The paradox lies in associating the claim that the plan will promote and support the political participation of women and their access to political leadership positions with the hopes and aspirations of women themselves, and considering this as an important opportunity that must be invested in and supported, in the belief that this access will reflect positively on improving women’s chances in accessing fair opportunities, as well as improving the basic services provided to women as a whole on more fair and equitable grounds, and that this will open the door for women in general to achieve broader economic, social, and political participation.

On the ground of reality, however, there is a double-edged problem facing women’s access to leading political positions or decision-making positions. The first aspect of the problem lies in the conditions associated with the need for women to be backed by an elite group, or to belong to a closed elite social class.
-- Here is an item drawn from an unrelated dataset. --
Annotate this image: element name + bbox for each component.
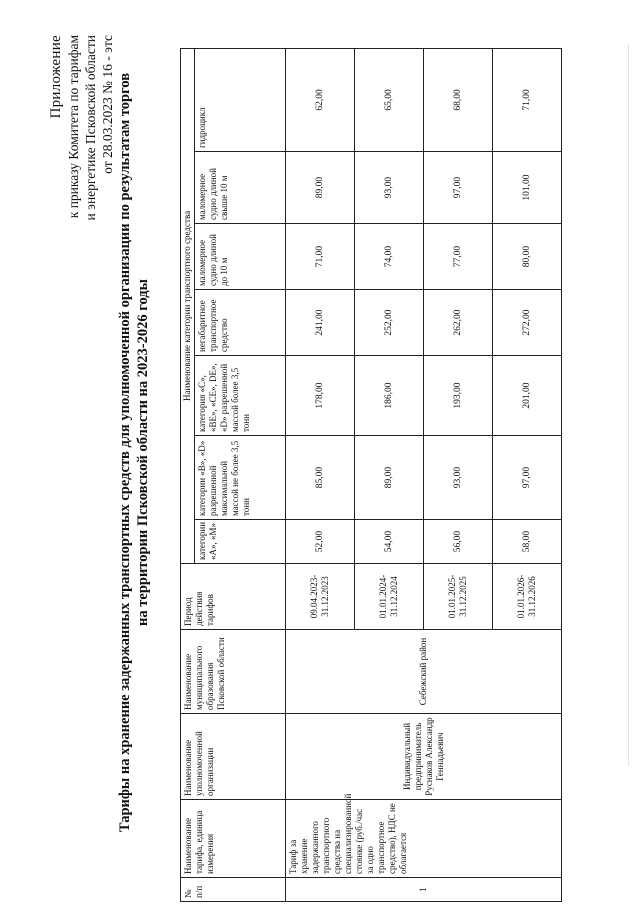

This is something that will not be solved by a specific plan or strategy without a real will to change the balance of power and to achieve the representation of all segments of society. The second aspect of the problem is that the majority of women in this closed class do not really have a real and relatively long history in supporting and adopting women’s issues in all fields and on all levels, or even in providing real support and advocacy for issues that affect specific social groups and affect the improvement of their quality of life and their opportunities to access justice and equity in resources and active participation.
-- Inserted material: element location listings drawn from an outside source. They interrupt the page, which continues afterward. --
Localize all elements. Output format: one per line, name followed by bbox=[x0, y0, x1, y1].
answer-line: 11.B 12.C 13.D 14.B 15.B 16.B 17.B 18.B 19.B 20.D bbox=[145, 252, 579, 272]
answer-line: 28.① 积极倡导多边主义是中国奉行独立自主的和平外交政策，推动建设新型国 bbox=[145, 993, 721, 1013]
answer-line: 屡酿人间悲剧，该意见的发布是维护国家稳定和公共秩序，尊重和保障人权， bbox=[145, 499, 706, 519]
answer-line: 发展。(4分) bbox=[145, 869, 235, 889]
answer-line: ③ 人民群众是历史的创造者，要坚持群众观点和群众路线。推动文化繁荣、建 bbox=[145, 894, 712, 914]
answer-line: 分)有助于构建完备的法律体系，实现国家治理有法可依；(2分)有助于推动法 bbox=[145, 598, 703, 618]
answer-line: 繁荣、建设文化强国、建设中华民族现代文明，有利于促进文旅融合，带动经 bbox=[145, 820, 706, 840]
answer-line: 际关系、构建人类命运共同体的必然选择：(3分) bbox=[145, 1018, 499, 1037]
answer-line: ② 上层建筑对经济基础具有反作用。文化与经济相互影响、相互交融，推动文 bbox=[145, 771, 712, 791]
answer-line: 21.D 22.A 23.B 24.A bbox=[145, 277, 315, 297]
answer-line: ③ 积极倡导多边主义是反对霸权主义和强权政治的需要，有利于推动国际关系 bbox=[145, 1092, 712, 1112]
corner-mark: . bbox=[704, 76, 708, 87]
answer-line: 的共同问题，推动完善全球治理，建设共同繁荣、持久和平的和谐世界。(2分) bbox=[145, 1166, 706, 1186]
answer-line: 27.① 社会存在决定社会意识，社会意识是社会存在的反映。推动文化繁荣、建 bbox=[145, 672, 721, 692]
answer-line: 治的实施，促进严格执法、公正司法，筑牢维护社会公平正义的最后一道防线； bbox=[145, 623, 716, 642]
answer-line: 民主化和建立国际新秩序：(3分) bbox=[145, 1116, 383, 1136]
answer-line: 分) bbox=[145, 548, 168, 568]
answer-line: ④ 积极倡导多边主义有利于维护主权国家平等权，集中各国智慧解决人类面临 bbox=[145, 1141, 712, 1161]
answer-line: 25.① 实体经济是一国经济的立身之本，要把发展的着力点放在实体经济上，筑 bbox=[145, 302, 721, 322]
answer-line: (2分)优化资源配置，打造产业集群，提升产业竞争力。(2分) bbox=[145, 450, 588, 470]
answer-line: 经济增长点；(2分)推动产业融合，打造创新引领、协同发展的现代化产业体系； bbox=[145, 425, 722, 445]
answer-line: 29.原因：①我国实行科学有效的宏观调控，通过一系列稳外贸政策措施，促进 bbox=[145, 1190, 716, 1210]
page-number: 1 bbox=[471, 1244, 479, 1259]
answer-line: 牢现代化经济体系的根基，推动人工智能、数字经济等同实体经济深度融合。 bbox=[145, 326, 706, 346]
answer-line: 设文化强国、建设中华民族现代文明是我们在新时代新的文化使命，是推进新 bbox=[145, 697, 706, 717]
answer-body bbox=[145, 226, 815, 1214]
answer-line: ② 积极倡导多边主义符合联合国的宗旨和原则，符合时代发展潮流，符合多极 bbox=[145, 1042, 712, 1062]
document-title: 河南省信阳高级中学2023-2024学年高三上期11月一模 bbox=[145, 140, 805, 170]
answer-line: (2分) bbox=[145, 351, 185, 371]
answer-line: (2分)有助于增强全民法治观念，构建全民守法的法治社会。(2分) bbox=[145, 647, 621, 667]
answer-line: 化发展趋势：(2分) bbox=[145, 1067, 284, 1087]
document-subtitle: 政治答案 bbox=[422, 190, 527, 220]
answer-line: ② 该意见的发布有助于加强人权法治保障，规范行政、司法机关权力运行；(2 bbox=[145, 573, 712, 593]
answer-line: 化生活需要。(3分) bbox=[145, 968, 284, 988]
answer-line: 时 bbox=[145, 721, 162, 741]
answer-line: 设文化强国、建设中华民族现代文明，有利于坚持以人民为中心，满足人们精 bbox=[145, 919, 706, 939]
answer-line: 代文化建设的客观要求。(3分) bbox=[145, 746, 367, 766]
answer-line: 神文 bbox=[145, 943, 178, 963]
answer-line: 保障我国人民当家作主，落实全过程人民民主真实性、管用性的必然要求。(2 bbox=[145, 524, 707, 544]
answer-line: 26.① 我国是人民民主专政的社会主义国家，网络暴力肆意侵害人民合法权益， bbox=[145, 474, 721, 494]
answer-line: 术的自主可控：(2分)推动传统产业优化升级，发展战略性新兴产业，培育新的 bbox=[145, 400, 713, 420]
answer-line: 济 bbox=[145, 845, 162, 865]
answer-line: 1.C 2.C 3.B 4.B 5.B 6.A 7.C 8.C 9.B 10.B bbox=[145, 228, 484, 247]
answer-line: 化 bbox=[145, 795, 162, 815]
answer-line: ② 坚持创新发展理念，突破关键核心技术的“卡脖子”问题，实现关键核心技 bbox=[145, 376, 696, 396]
Hence, based on past experiences, several network members do not expect that the plan has succeeded so far in providing sufficient and genuine aid and advocacy that would push for improving the situation of women in society. Consequently, the rhetoric that the presence of the intention alone is sufficient to ensure women’s access to decision-making positions doesn’t stand here, nor is it enough to change or improve the situation of women in society for the better, or to push their issues and demands towards becoming a priority of the comprehensive national development strategy, based on the principle that women constitute half of society and have -legally and in theory- the same rights as men. Be that as it may, and in order to be more fair and compassionate to this certain group of women, it is necessary to mention that the majority of men who have held political positions and high positions in decision-making did not make any actual and real contributions to improving the conditions of citizens through the positions they held, nor did they help to lift them out of the problems and deepening crises in all sectors. It suffices to do a quick review of the tools provided by the document in its three main themes -effectively-, be they laws or space for party work, to realize that the achievements accomplished a year later are negligible.